This is how banks create money out of thin air and is the cause of around 90% of of what is called "core" inflation (that is inflation not accounting for inflation caused by oil and food). The other 10% comes from inflation from the fed itself.
So here's the process. The government wants money, it creates bonds. The fed comes and buys these bonds with account entries in a computer. This money comes into existance the moment the the government bonds are bought (and is essentially free funding for the government, the federal income tax pays the interest on this money). Whereafter, the government bonds are held in ownership by the fed and considered as "assets". This process of creating money out of thin air by the fed accounts for around 10% of core inflation.
The other 90% of core inflation comes from the fractional reserve banking system. Here's how it works.
In the example diagram below, the initial 1,000,000 cash deposit is fed money (from buying government bonds just as described).
After this initial one million is deposited it goes into the bank vault (even though much of the process is electronic today, the bank vault helps conceptualize the process). Following the deposit an account entry is made for this 1 million as a bank asset. And yes this is correct, it is considered a bank asset because the money is available to the bank. The court systems have ruled in the banks favor on this for hundreds of years.
So now that the bank has an asset of 1 million, someone comes to the bank looking for a loan of 900,000. What the bank does is it takes 900,000 from the 1 million deposited in the vault and loans it out.
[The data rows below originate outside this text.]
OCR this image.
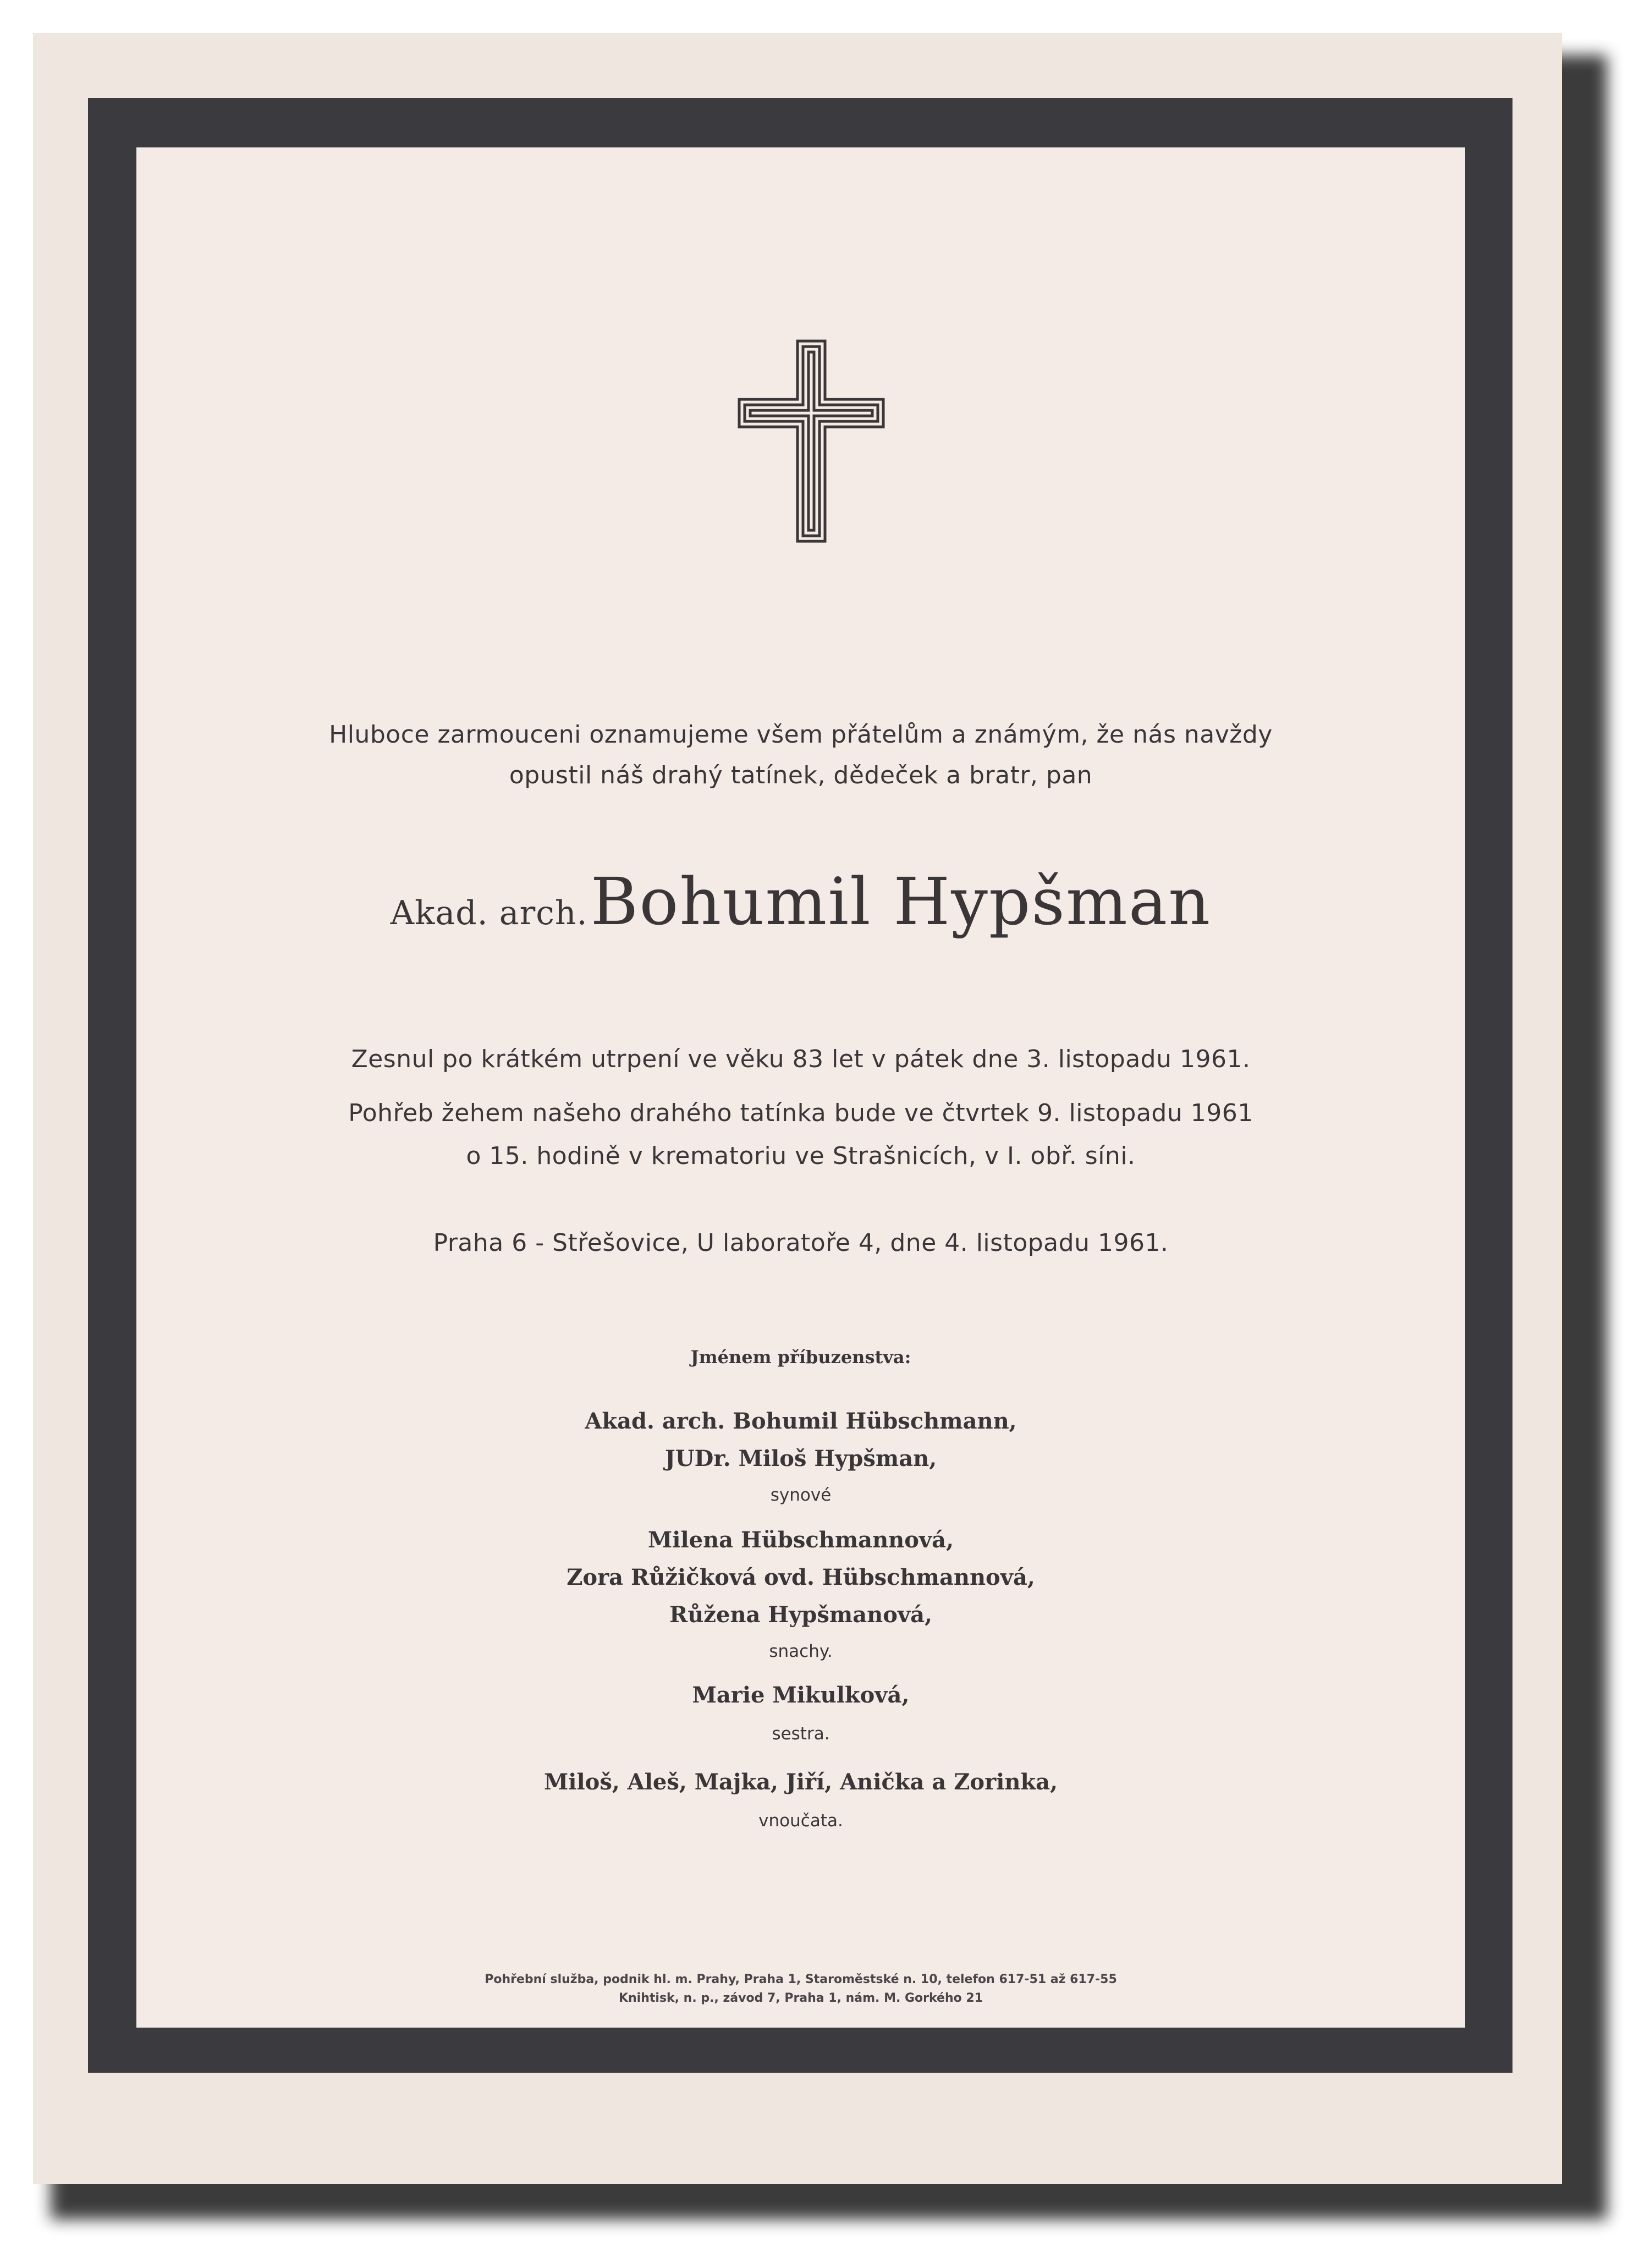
Hluboce zarmouceni oznamujeme všem přátelům a známým, že nás navždy
opustil náš drahý tatínek, dědeček a bratr, pan
Akad. arch. Bohumil Hypšman
Zesnul po krátkém utrpení ve věku 83 let v pátek dne 3. listopadu 1961.
Pohřeb žehem našeho drahého tatínka bude ve čtvrtek 9. listopadu 1961
o 15. hodině v krematoriu ve Strašnicích, v I. obř. síni.
Praha 6 - Střešovice, U laboratoře 4, dne 4. listopadu 1961.
Jménem příbuzenstva:
Akad. arch. Bohumil Hübschmann,
JUDr. Miloš Hypšman,
synové
Milena Hübschmannová,
Zora Růžičková ovd. Hübschmannová,
Růžena Hypšmanová,
snachy.
Marie Mikulková,
sestra.
Miloš, Aleš, Majka, Jiří, Anička a Zorinka,
vnoučata.
Pohřební služba, podnik hl. m. Prahy, Praha 1, Staroměstské n. 10, telefon 617-51 až 617-55
Knihtisk, n. p., závod 7, Praha 1, nám. M. Gorkého 21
As this money is loaned out a promissory note is created (which is a bond, mortgages are an example of this). The note represents a contract for the money loaned out and is equivelent to cash as it can be sold to a third party. This promissory note is the money created out of thin air as the previous depositors money was just loaned out.
And then this process described above repeats itself as the loaned out money makes its way back into the banking system once again. Essentially, the same cash enters and exits the bank like a revolving door. And this money keeps getting loaned out over and over in dimishing amounts (due to a 10% required reserve to be kept each time it is loaned out) all the while these promissory notes (or bonds) are created in tandem with the process. This is how our money is created via the banks:
Also, as you can see the money is accounted in such a way that it "balances", this is how it is done on the bank balance sheet.
So if it isn't obvious already, if a large amount of people try to come and get their money out of the bank the bank can't provide it because it only has a reserve of 10% of people's money on hand. This was the problem with bank runs in the past. When the economy started to wane people went to get their physical money out of the bank en mass and the bank simply couldn't provide it and shut their doors.
Funny how we have the same exact banking system today, except people trust it more.
Before the fed was put into place, the government would mandate gold and silver money and the banks would create money off of that money like just described above. Individual bank runs were common and this is what eventually led to the people accepting a central bank or what is today the federal reserve. What the federal reserve does is act as a safety net in that if a bank run happens on a bank that is a member of the federal reserve system the fed can create new money out of thin air to pay the people that are trying to get the money out of their bank so "all is well". It is a crazy scheme but the banks have gained the trust of the general public and people have been taught to keep their money in the bank in instruments like CDs and money market accounts. And that's part of the key, as long as people trust the banking system is safe, it is safe. It is a faith based system. This is why the fed is very careful on what they say to the public because if people lose confidence in the economy their reaction could lead to a loss of trust in the system and a messy banking crisis as a result.
Another thing to note is that as these promissory notes are paid off they essentially vanish into nothing. And if all these notes in existance were paid off there would be no money in circulation in the economy. So today if people stop taking on more debt and work like crazy to pay off their current debt the amount of money in the economy would drop considerably. It's a sad fact to know that we are completely dependant on the banking system and are essentially working for it.
The benefit for the banks is tremendous because they get to charge interest on all this money they effortlessly create. If you take the initial 1 million in the example with a 10% reserve ratio as shown and the resulting 10 million created loaned out at 9% interest on average and 3% interest on average is paid to their deposit holders. That's 6% interest profit times 10 or roughly 60% interest profit based off of that initial 1 million loaned out. So $600,000 take 50,000 or so out for the bank's operational costs and you get the idea...
Banks are the most profitable companies in the world.